The only concern is the fix changes the original passed-in value on the java stack; otherwise we have to address the conversion after the copy in the FFI code specific to all platforms, which seems complicated.

[DanHeidinga]

https://github.com/eclipse/openj9/blob/c6fc7baec315198dd5f31501c6c9a0de453aa3a9/runtime/include/jni.h#L71

indicates that JNI code processing booleans should only ever read a char's worth of data so uint8 is correct.

Given this bug though, I'm leaning towards the solution in #4193 (comment) but using ffi_type_uint32rather than a signed one.

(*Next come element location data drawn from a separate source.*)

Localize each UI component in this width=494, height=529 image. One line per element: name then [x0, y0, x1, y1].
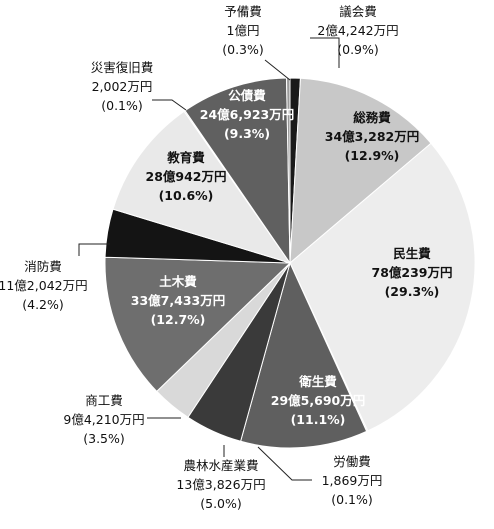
slice-amount: 33億7,433万円 — [131, 293, 225, 308]
slice-name: 商工費 — [85, 393, 123, 408]
slice-name: 消防費 — [24, 259, 62, 274]
slice-amount: 29億5,690万円 — [271, 393, 365, 408]
slice-name: 災害復旧費 — [91, 60, 154, 75]
slice-label-shoko: 商工費 9億4,210万円 (3.5%) — [63, 393, 144, 446]
slice-percent: (4.2%) — [22, 297, 64, 312]
slice-amount: 28億942万円 — [146, 169, 227, 184]
slice-label-saigai: 災害復旧費 2,002万円 (0.1%) — [91, 60, 154, 113]
slice-name: 土木費 — [159, 274, 197, 289]
slice-amount: 34億3,282万円 — [325, 129, 419, 144]
slice-percent: (11.1%) — [291, 412, 346, 427]
slice-label-somu: 総務費 34億3,282万円 (12.9%) — [325, 110, 419, 163]
slice-name: 衛生費 — [298, 374, 337, 389]
slice-percent: (9.3%) — [224, 126, 270, 141]
slice-amount: 2,002万円 — [92, 79, 153, 94]
slice-name: 公債費 — [228, 88, 266, 103]
leader-line-shobo — [78, 243, 110, 256]
slice-name: 農林水産業費 — [183, 458, 258, 473]
pie-slice-somu — [289, 77, 432, 265]
slice-amount: 13億3,826万円 — [176, 477, 265, 492]
slice-percent: (12.7%) — [151, 312, 206, 327]
slice-amount: 78億239万円 — [372, 265, 453, 280]
slice-label-shobo: 消防費 11億2,042万円 (4.2%) — [0, 259, 88, 312]
pie-slice-kyoiku — [112, 110, 292, 264]
slice-percent: (3.5%) — [83, 431, 125, 446]
slice-amount: 9億4,210万円 — [63, 412, 144, 427]
slice-percent: (0.1%) — [331, 492, 373, 507]
slice-labels: 議会費 2億4,242万円 (0.9%) 総務費 34億3,282万円 (12.9%) 民生… — [0, 4, 453, 511]
slice-percent: (10.6%) — [159, 188, 214, 203]
slice-amount: 1億円 — [227, 23, 260, 38]
pie-slice-doboku — [104, 256, 292, 393]
slice-label-eisei: 衛生費 29億5,690万円 (11.1%) — [271, 374, 365, 427]
pie-slices — [104, 77, 476, 449]
leader-line-rodo — [257, 446, 312, 481]
slice-amount: 1,869万円 — [322, 473, 383, 488]
slice-label-kosai: 公債費 24億6,923万円 (9.3%) — [200, 88, 294, 141]
slice-label-norin: 農林水産業費 13億3,826万円 (5.0%) — [176, 458, 265, 511]
leader-line-yobi — [264, 59, 291, 81]
slice-percent: (5.0%) — [200, 496, 242, 511]
pie-slice-eisei — [240, 261, 368, 449]
slice-amount: 11億2,042万円 — [0, 278, 88, 293]
slice-percent: (0.3%) — [222, 42, 264, 57]
slice-percent: (12.9%) — [345, 148, 400, 163]
slice-name: 民生費 — [393, 246, 431, 261]
slice-name: 教育費 — [166, 150, 205, 165]
slice-name: 予備費 — [224, 4, 262, 19]
slice-percent: (29.3%) — [385, 284, 440, 299]
slice-label-minsei: 民生費 78億239万円 (29.3%) — [372, 246, 453, 299]
leader-line-saigai — [152, 99, 187, 111]
leader-lines — [78, 37, 340, 481]
slice-percent: (0.1%) — [101, 98, 143, 113]
pie-slice-minsei — [289, 142, 476, 432]
slice-name: 総務費 — [353, 110, 391, 125]
slice-label-yobi: 予備費 1億円 (0.3%) — [222, 4, 264, 57]
slice-amount: 24億6,923万円 — [200, 107, 294, 122]
slice-amount: 2億4,242万円 — [317, 23, 398, 38]
slice-label-gikai: 議会費 2億4,242万円 (0.9%) — [317, 4, 398, 57]
leader-line-gikai — [310, 37, 340, 68]
pie-slice-kosai — [184, 77, 291, 265]
slice-name: 労働費 — [333, 454, 371, 469]
slice-percent: (0.9%) — [337, 42, 379, 57]
slice-name: 議会費 — [339, 4, 377, 19]
slice-label-doboku: 土木費 33億7,433万円 (12.7%) — [131, 274, 225, 327]
slice-label-rodo: 労働費 1,869万円 (0.1%) — [322, 454, 383, 507]
slice-label-kyoiku: 教育費 28億942万円 (10.6%) — [146, 150, 227, 203]
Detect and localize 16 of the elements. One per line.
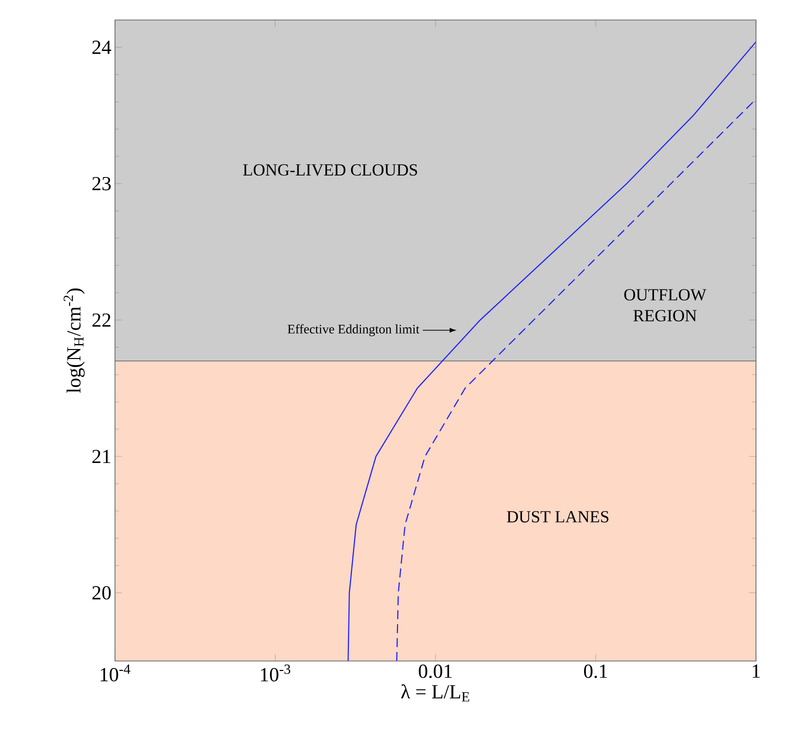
y-tick-label: 21 xyxy=(92,450,110,464)
x-tick-label: 1 xyxy=(752,664,760,678)
y-tick-label: 23 xyxy=(92,176,111,190)
x-tick-label: 0.1 xyxy=(584,664,608,678)
y-tick-label: 22 xyxy=(92,313,110,327)
band-label: DUST LANES xyxy=(506,511,608,522)
x-tick-label: 10$^{-3}$ xyxy=(260,664,290,682)
y-tick-label: 20 xyxy=(92,586,111,600)
annotation: Effective Eddington limit xyxy=(288,324,420,336)
x-axis-title: λ = L/L$_{E}$ xyxy=(401,684,470,702)
x-tick-label: 10$^{-4}$ xyxy=(100,664,130,682)
annotation: OUTFLOW REGION xyxy=(624,289,706,322)
x-tick-label: 0.01 xyxy=(418,664,452,678)
y-tick-label: 24 xyxy=(92,40,112,54)
y-axis-title: log(N$_{H}$/cm$^{-2}$) xyxy=(64,288,85,393)
band-label: LONG-LIVED CLOUDS xyxy=(243,164,418,176)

@ChengJin01 Can you confirm that passes the test?

[ChengJin01]

@DanHeidinga , Changing to ffi_type_uint32 for boolean only fixes the case of int type in the native (the issue with GIF image) but can't address the case of a random int value (1 byte) to be passed as boolean to the native. The reason is that it assumes the original value is 1 type (the same as solution [1]) , in which case there is no conversion from 1 byte int value (e.g. 0x7e) to 0 or 1.

[ChengJin01]

Already confirmed ffi_type_uint32 fixes the issue with GIF images
../jdk/bin/java -jar SwingSet2.jar

But it still failed at the JniBoolArgTest as follows:

root@JCHTORLNXVM041:~/jchau/temp# ../jdk/bin/java -Djava.library.path=".../jnitest"   JniBoolArgTest
Java_JniBoolArgTest_printBoolMethod: arg = 0x7e

The results above are correct as the issue with GIF image (whether a boolean value can be safely cast to 1 or 4 bytes without considering whether the value is valid) and the boolean conversion in JniBoolArgTest (whether the passed-in 1 byte value is 0 or 1 for boolean) belong to two different situations in the native which need to be addressed separately.

[ChengJin01]

Some JNI native tests (detected in personal build) with boolean return type shows changing to ffi_type_uint32 affects the return value for boolean. Need to check what happened in such case.

[DanHeidinga]

Created openjdk bug : https://bugs.openjdk.java.net/browse/JDK-8217735

@andrew-m-leonard Can you put the fix for this into the Extensions repos? I'd like to ensure we have the right behaviour while we finish reviewing this PR

[pshipton]

Tagged against the 0.13 milestone as a reminder to get the extensions change into this release.

[andrew-m-leonard]

I've raised the question on the awt-dev maillist to get Oracle's position... https://mail.openjdk.java.net/pipermail/awt-dev/2019-March/015029.html

[pshipton]

A fix to the JNI declaration has been merged to jdk12.
ibmruntimes/openj9-openjdk-jdk12#20
ibmruntimes/openj9-openjdk-jdk12#22

[pshipton]

JNI fix merged for jdk8, 11, next.
ibmruntimes/openj9-openjdk-jdk8#274
ibmruntimes/openj9-openjdk-jdk11#140
ibmruntimes/openj9-openjdk-jdk#83

[andrew-m-leonard]

Merged into openjdk http://hg.openjdk.java.net/jdk/client/rev/62171da145f9
Should get merged into jdk"head" from client within a week.